Wednesday, February 2, 2011

It has been 5 months

It has been 5 months since the day our daughter was still born and my heart still mourns for my little girl.  My little girl was perfect she was absolutely perfect.  I wish sometimes wish that I could still have her to see her beauty develop.  But than I remember that this was part of God’s plan and that we will one day see her beauty.  My life has been a roller coaster these last months.  My brother lost his son.  His son was premature by 15 weeks my little nephew put up a good fight but Heavenly Father also wanted him back. (roller coaster)  Inside I feel as my daughter was lonely seeing all her cousins down here on earth and was getting lonely so she now has a cousin to play with.  I know she was right there waiting for him when he returned.
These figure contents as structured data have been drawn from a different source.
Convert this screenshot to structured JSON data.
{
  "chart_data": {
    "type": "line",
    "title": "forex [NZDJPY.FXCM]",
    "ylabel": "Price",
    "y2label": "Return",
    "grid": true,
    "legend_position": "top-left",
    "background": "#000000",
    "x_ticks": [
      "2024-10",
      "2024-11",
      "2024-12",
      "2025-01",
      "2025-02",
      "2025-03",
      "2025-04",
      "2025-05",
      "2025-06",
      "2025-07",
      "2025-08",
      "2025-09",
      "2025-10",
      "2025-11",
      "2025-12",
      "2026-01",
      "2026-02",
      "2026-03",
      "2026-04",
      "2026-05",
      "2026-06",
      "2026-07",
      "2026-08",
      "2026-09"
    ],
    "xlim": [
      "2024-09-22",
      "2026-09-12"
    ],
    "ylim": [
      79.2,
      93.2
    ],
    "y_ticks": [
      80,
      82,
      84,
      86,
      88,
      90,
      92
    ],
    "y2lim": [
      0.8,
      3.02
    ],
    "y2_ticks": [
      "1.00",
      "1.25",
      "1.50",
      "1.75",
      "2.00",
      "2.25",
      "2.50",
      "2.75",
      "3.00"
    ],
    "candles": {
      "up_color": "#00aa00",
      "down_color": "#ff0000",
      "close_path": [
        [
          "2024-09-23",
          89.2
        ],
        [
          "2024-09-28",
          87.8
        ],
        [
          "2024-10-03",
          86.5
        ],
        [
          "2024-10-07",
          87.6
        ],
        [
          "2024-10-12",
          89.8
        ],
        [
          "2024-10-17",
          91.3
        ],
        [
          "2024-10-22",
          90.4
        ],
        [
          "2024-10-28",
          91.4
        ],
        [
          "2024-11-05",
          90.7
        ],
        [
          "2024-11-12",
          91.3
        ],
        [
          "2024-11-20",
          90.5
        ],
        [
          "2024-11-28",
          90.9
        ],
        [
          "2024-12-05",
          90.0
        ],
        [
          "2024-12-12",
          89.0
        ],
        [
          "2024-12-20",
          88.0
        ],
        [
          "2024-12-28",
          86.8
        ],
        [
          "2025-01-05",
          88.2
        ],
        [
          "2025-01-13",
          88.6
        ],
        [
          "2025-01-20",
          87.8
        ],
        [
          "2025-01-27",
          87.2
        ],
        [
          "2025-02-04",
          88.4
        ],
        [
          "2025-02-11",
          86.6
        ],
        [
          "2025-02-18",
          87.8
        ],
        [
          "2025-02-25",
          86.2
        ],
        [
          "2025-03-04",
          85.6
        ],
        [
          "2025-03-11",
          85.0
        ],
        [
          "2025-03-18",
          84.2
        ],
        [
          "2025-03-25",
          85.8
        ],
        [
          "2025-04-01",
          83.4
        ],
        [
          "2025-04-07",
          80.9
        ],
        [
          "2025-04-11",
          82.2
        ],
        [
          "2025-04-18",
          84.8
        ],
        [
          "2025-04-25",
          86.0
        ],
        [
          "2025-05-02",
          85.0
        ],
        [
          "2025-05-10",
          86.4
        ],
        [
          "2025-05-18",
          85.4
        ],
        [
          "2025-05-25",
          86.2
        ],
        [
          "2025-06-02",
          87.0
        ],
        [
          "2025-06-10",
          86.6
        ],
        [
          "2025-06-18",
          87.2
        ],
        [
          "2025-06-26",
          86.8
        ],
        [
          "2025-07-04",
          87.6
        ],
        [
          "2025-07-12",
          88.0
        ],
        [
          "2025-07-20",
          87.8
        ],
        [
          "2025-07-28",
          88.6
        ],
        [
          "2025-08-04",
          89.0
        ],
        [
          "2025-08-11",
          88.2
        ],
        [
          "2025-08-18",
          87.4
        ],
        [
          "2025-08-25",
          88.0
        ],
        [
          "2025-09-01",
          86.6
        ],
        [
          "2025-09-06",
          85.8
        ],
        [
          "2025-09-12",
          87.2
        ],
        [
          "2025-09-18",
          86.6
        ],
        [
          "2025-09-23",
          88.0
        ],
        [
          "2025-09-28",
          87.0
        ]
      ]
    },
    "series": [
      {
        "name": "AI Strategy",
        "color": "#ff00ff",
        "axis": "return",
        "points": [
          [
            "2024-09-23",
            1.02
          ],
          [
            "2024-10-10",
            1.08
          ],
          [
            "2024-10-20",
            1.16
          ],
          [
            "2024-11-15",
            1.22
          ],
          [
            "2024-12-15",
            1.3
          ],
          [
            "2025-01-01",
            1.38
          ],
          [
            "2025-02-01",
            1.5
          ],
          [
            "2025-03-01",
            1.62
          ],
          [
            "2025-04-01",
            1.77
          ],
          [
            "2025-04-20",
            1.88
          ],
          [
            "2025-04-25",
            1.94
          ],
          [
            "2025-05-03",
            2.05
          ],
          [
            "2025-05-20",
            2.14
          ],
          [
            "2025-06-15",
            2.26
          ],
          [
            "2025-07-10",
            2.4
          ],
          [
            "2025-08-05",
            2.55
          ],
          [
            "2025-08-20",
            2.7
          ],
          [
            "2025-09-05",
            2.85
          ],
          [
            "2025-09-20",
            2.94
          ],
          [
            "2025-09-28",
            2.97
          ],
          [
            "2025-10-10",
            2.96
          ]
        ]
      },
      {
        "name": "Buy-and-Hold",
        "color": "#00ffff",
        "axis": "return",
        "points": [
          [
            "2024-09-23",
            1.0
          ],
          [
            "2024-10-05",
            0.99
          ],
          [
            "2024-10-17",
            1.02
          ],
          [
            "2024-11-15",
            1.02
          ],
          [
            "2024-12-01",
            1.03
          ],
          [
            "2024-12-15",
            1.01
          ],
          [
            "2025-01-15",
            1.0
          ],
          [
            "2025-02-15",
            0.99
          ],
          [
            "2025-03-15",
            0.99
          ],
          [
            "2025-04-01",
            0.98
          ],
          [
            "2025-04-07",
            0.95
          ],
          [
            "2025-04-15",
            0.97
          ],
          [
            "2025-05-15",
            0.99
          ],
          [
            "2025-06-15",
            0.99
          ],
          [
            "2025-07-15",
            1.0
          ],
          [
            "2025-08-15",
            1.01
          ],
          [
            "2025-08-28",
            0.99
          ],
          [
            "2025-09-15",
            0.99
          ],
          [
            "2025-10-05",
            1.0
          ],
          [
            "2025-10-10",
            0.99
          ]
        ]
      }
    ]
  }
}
My daughter influenced my life for the short time that she was here with me.  I had a photographer come to the Hospital and take pictures of my daughter and that is what I want to do and offer my service to other families.  I just got a DSLR camera and I’m just learning how to use it.  It makes my days seem not so boring now.  I pull out my camera and go on an adventure to find a great picture to take.  My husband is busy with school and I envy him.  I wish that I could go to school and have my mind on other things for the couple of hours he is at school.  My dream and I hope becomes a reality soon is that I will be able to take an online course of photography.  I think if I stayed busy with a photography course online I wouldn’t have as much free time to think about my daughter.  Its not because I don’t like thinking about my daughter it just makes my heart hurt.  I know in my heart that my daughter would not want me to be sad for her but instead be happy for her.  I know that my daughter is up in Heaven with family that loves her and family is telling stories to her about her mom and dad.  I know that she is giggling at the stories.  I know that she is my little guardian angel and she is always here to comfort me when I need it.  So I’m not trying to forget about my little girl but I’m trying to carry on like she would want me to.